Mots-clés : contentieux fiscal • responsabilité de l’État • juge compétent

En matière fiscale, la faute est souvent envisagée sous le seul angle du contribuable.


 

Il doit d’emblée être souligné que le droit fiscal dispose de sa propre terminologie pour distinguer les différents degrés de fautes pouvant être commises par le contribuable. Le législateur, la jurisprudence et la doctrine ne parlent ainsi jamais de faute du contribuable en tant que telle, mais de manquement délibéré [1], de manœuvres frauduleuses, d’abus ou encore de fraude de ce dernier [2]

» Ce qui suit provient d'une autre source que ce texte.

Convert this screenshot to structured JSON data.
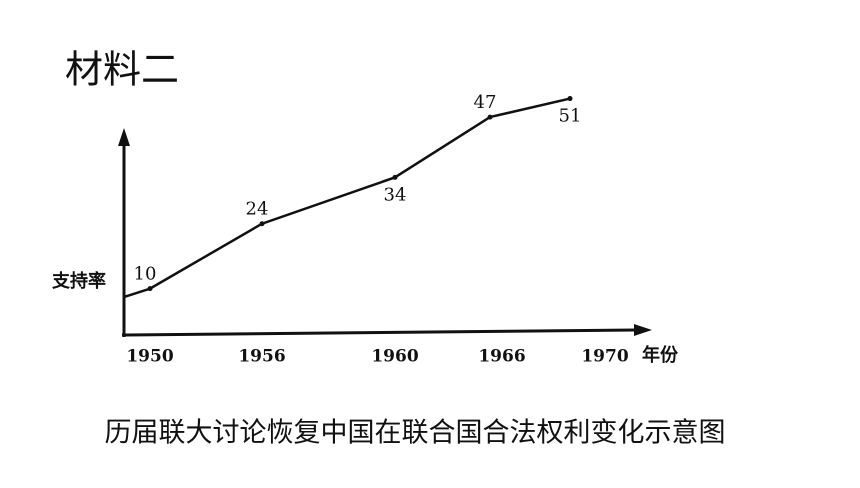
{
  "chart_data": {
    "type": "line",
    "title": "材料二",
    "caption": "历届联大讨论恢复中国在联合国合法权利变化示意图",
    "x_label": "年份",
    "y_label": "支持率",
    "categories": [
      "1950",
      "1956",
      "1960",
      "1966",
      "1970"
    ],
    "values": [
      10,
      24,
      34,
      47,
      51
    ],
    "color": "#111111",
    "ylim": [
      0,
      55
    ]
  }
}
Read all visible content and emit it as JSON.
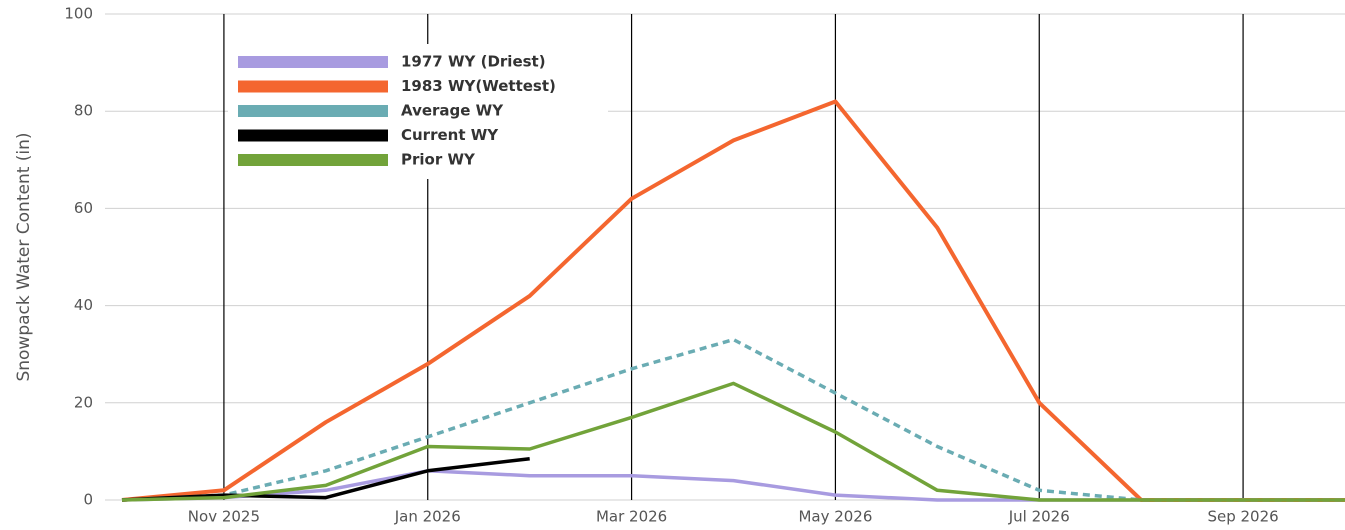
{
  "chart_data": {
    "type": "line",
    "ylabel": "Snowpack Water Content (in)",
    "x": [
      "2025-10",
      "2025-11",
      "2025-12",
      "2026-01",
      "2026-02",
      "2026-03",
      "2026-04",
      "2026-05",
      "2026-06",
      "2026-07",
      "2026-08",
      "2026-09",
      "2026-10"
    ],
    "xlim": [
      "2025-10",
      "2026-10"
    ],
    "xticks": [
      {
        "value": "2025-11",
        "label": "Nov 2025"
      },
      {
        "value": "2026-01",
        "label": "Jan 2026"
      },
      {
        "value": "2026-03",
        "label": "Mar 2026"
      },
      {
        "value": "2026-05",
        "label": "May 2026"
      },
      {
        "value": "2026-07",
        "label": "Jul 2026"
      },
      {
        "value": "2026-09",
        "label": "Sep 2026"
      }
    ],
    "ylim": [
      0,
      100
    ],
    "yticks": [
      0,
      20,
      40,
      60,
      80,
      100
    ],
    "grid": true,
    "legend": "upper left",
    "series": [
      {
        "name": "1977 WY (Driest)",
        "color": "#a89be0",
        "values": [
          0,
          0.5,
          2,
          6,
          5,
          5,
          4,
          1,
          0,
          0,
          0,
          0,
          0
        ]
      },
      {
        "name": "1983 WY(Wettest)",
        "color": "#f4662f",
        "values": [
          0,
          2,
          16,
          28,
          42,
          62,
          74,
          82,
          56,
          20,
          0,
          0,
          0
        ]
      },
      {
        "name": "Average WY",
        "color": "#6aacb3",
        "dashed": true,
        "values": [
          0,
          1,
          6,
          13,
          20,
          27,
          33,
          22,
          11,
          2,
          0,
          0,
          0
        ]
      },
      {
        "name": "Current WY",
        "color": "#000000",
        "values": [
          0,
          1,
          0.5,
          6,
          8.5,
          null,
          null,
          null,
          null,
          null,
          null,
          null,
          null
        ]
      },
      {
        "name": "Prior WY",
        "color": "#72a33a",
        "values": [
          0,
          0.5,
          3,
          11,
          10.5,
          17,
          24,
          14,
          2,
          0,
          0,
          0,
          0
        ]
      }
    ]
  }
}
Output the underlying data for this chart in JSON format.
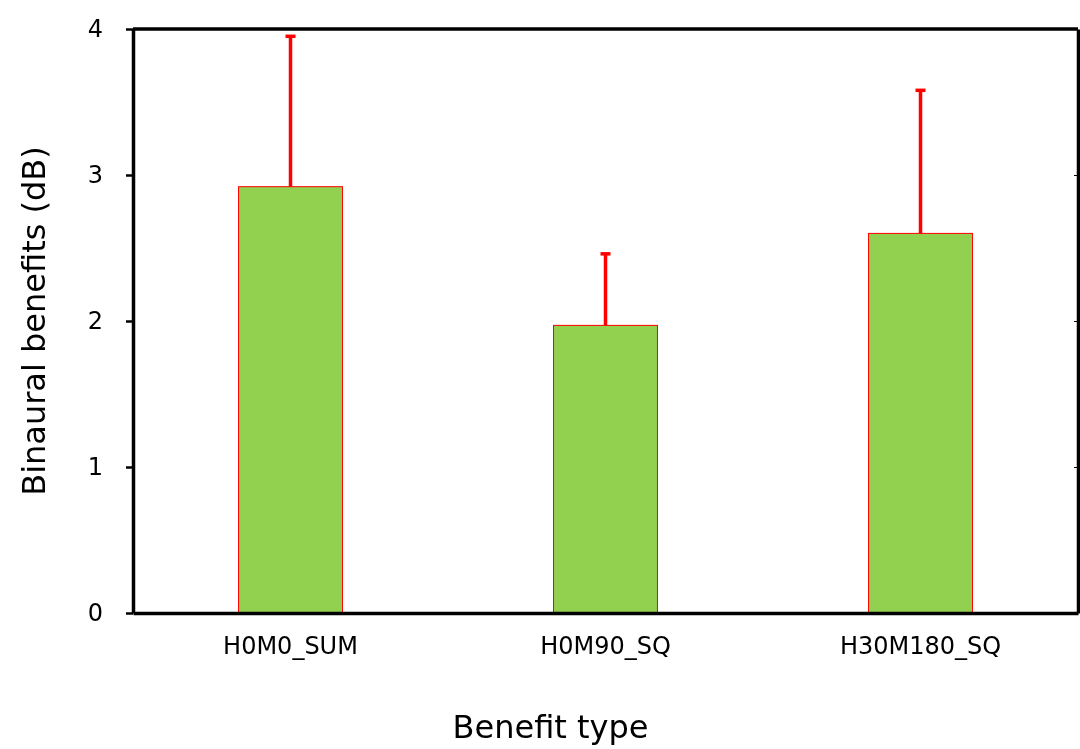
{
  "chart_data": {
    "type": "bar",
    "xlabel": "Benefit type",
    "ylabel": "Binaural benefits (dB)",
    "categories": [
      "H0M0_SUM",
      "H0M90_SQ",
      "H30M180_SQ"
    ],
    "values": [
      2.92,
      1.97,
      2.6
    ],
    "errors": [
      [
        2.92,
        3.95
      ],
      [
        1.97,
        2.46
      ],
      [
        2.6,
        3.58
      ]
    ],
    "color": "#92d050",
    "ylim": [
      0,
      4
    ],
    "yticks": [
      0,
      1,
      2,
      3,
      4
    ],
    "grid": false
  }
}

Le contribuable est toutefois loin d’avoir le monopole des fautes commises. L’État, par le biais des agents de l’administration fiscale, est également amené à commettre un certain nombre de fautes chaque année au détriment du contribuable, pouvant parfois avoir des conséquences dramatiques pour ce dernier. Le principe de responsabilité de l’État fut toutefois plus long à s'imposer dans le domaine fiscal que dans d'autres domaines. C’est pourtant dans ce domaine, avec la décision « Bourgeois » du 27 juillet 1990 [3], que nous verrons que s’est inauguré le mouvement jurisprudentiel ayant conduit à une disparition progressive de l'exigence d'une faute lourde. Toute faute des services de la DGFiP est ainsi désormais susceptible d'engager la responsabilité de l'État.

Pour rappel, un contribuable qui obtient un dégrèvement total ou partiel n’a pas la possibilité de bénéficier de plein droit d'un dédommagement ou d'indemnités quelconques [4]. Il peut seulement percevoir des intérêts moratoires au taux désormais de 0,4 % par mois (2,4 % par an) [5]. Par suite, si le contribuable entend être dédommagé d'un préjudice non couvert par les intérêts moratoires qu'il prétend avoir subi du fait des services de la DGFiP,il doit former un recours en dommages-intérêts pour mettre en cause la responsabilité de l'État.

S’agissant de la responsabilité de l’État, deux questions se posent en premier lieu :

  • qui sont les responsables des fautes commises ?
  • quelle est la juridiction compétente ?

Cet article a vocation à présenter succinctement la réponse à ces deux questions.

I. Qui sont les responsables ?

Les services de la DGFiP peuvent léser le contribuable, voire d’autres tiers, dans le cadre de :

  • leurs attributions fiscales (assiette, contrôle, recouvrement) ;
  • leurs attributions extrafiscales (renseignements, dégâts matériels) [6].

La responsabilité personnelle d'un agent de la DGFiP peut être engagée sous réserve que ce dernier ait commis une faute personnelle, détachable du service, selon les critères définis par la jurisprudence administrative. L'action en responsabilité intentée contre l'agent est soumise au juge judiciaire de droit commun.

Un caractère personnel est reconnu :

  • aux fautes commises par le fonctionnaire dans sa vie privée ;
  • aux fautes commises par le fonctionnaire dans l'exercice de ses fonctions, lorsqu'il a agi dans une intention anormale (malveillance, but malicieux, dolosif, recherche de l'intérêt personnel), ou lorsqu'il a commis une infraction pénale.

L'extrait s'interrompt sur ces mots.